Было и там у нас, в этой зеленой тундре, любимое стойбище. Окаймленное четырьмя каменными коробками, но с куском ситцевого неба и сравнительным малолюдьем. В одноэтажном, кирпичном здании выдерживали до трех лет двадцать безродных малышек -- плоды чьей-то курьерской тазобедренной любви. Они служили науке, а наука служила им приютом. Сюда-то каждый день бегала Люся, Викина мама. Здесь нашлась для нее новая дочка, от каких-то здоровых родителей, а имя -- Марина, ей дал институт. Те, двое, теряли лишь то, что больше всего жаждали потерять -- приблудного ребятенка. Марине же предназначалось крушение: круглое сиротство. Но тут на счастье она захворала, и двух месяцев от роду отправили ее с пневмонией туда, где лежала Вика. Тетя Люся выхаживала сиротку и привязалась. "Вика ее очень полюбила и хочет, чтобы была сестренка. А вы понимаете...

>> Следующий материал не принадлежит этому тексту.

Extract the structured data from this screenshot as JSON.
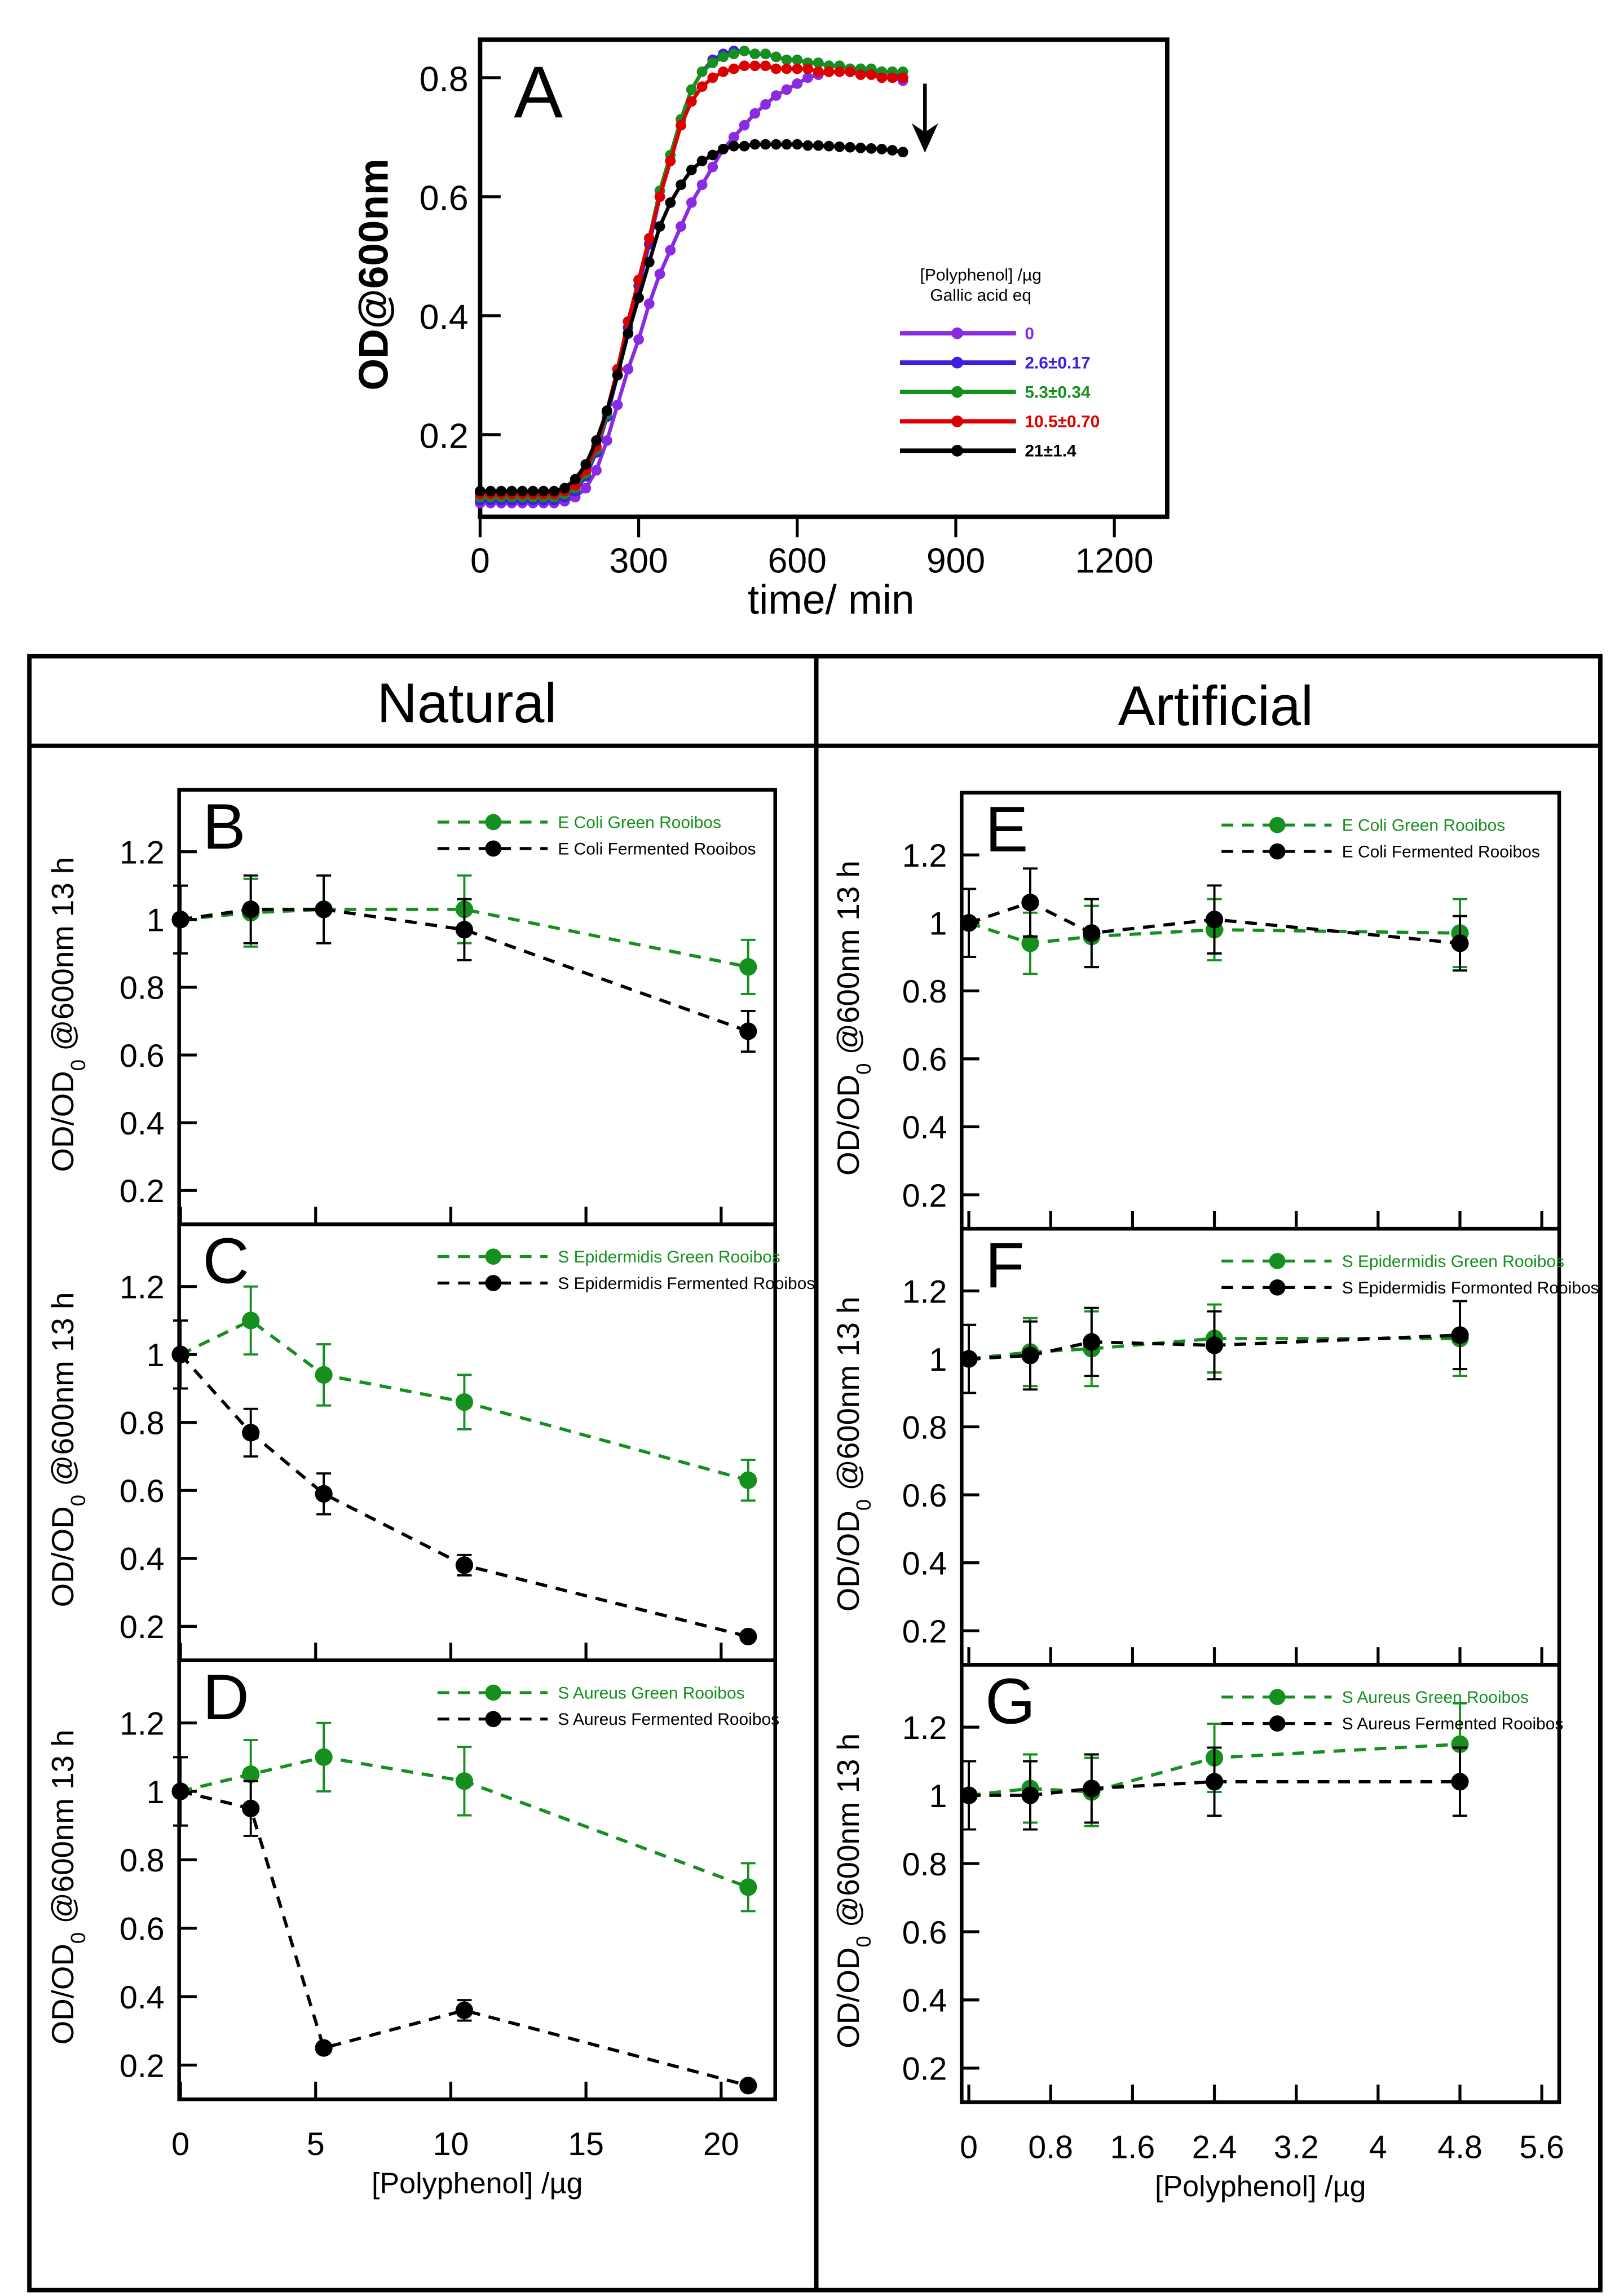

– - округляла черно-карие глаза,-- что ее воля для меня священна". И когда я видел их на аллеях, видел, как Вика, обхватив бубликом руку матери, вышагивает рядом с ней, в голове у меня отдавалось: чтобы была сестренка... сестренка...
Солнце все выше, ослепительнее. Рядом с нашей скамейкой деревянный помост окунул свои толстые ноги в траву, ждет-пождет соседских сироток -здесь положено сваливать ползунков для прогулки. Но ни разу не видели мы на этом помосте детишек; надо полагать, им хватало воздуху и по ту сторону окон, за толстыми стенами. Я сидел на скамейке, давил окурки, ты ползала по траве, а она желтит ослепительно -- одуванчиками, как хороший колхозный луг. Принесла раздробленные дудчатые, горчайшие стебельки, в незаметных белесых ворсинках, начала плести для мамы венок. "Папа, гляди: Тур. С кем это он?" -- "С иностранцами".
Их всегда отличишь, как павлинов среди грачей. Не одежки, не фотоаппараты, не прыгающие любопытно взгляды -- этого и у наших теперь хватает, а что-то другое в их лицах, неухватимое. Холеность? безразличие? серийность? уверенность? душевная сытость?
– - до сих пор не пойму. Тур, щупленький, но с профессорским пузиком, задрапированным полами пиджака, церемонно распахивает перед инодамами дверь, по-швейцарски галантно придерживает ее, и неожиданная улыбка прорезается под треугольно тяжелым носом, а над ним взблескивают умные зимние глаза. Это там, шагах в двадцати от нас. Ты стоишь рядом со мной, и вижу я "на переднем плане" твои пальцы в комочках земли -- держат застигнуто два одуванчика, поникших, яичных, растерзанных. Смотришь на эту ученую шоблу, на это светило, которое так же бессильно, как рядовой врач. И не думаю, только холодно, скользко жмет сердце: вот не станет тебя, а они будут, они есть, и мы тоже с мамой. "Папа, они все ученые?" -- "Да, Лерочка, ученые. Дай мне цветы".
– - "На, папа, я сяду. Что-то собачек не видно. Где они, папа?" -- "Попрятались... от ученых".
– - "Ты шутишь?"
Субботним утром, когда весь трудовой люд устремляется к отдыху, забрели мы в поисках четвероногих к подвальным окнам, откуда слышались их подземные голоса.
– - Рыжка, Рыжка, на, на!..
– - и, услышав жалобное повизгивание, тянешь руку с подачкой к решетке.
– - Папа, ну, что они их там держат?
– - Сегодня суббота.
– - Значит, они два дня будут там, в подвале? А люди отдыхают, а собачки должны мучиться...
Ну, так, как мучились и мучаются люди, собачкам-то, положим, и не снилось.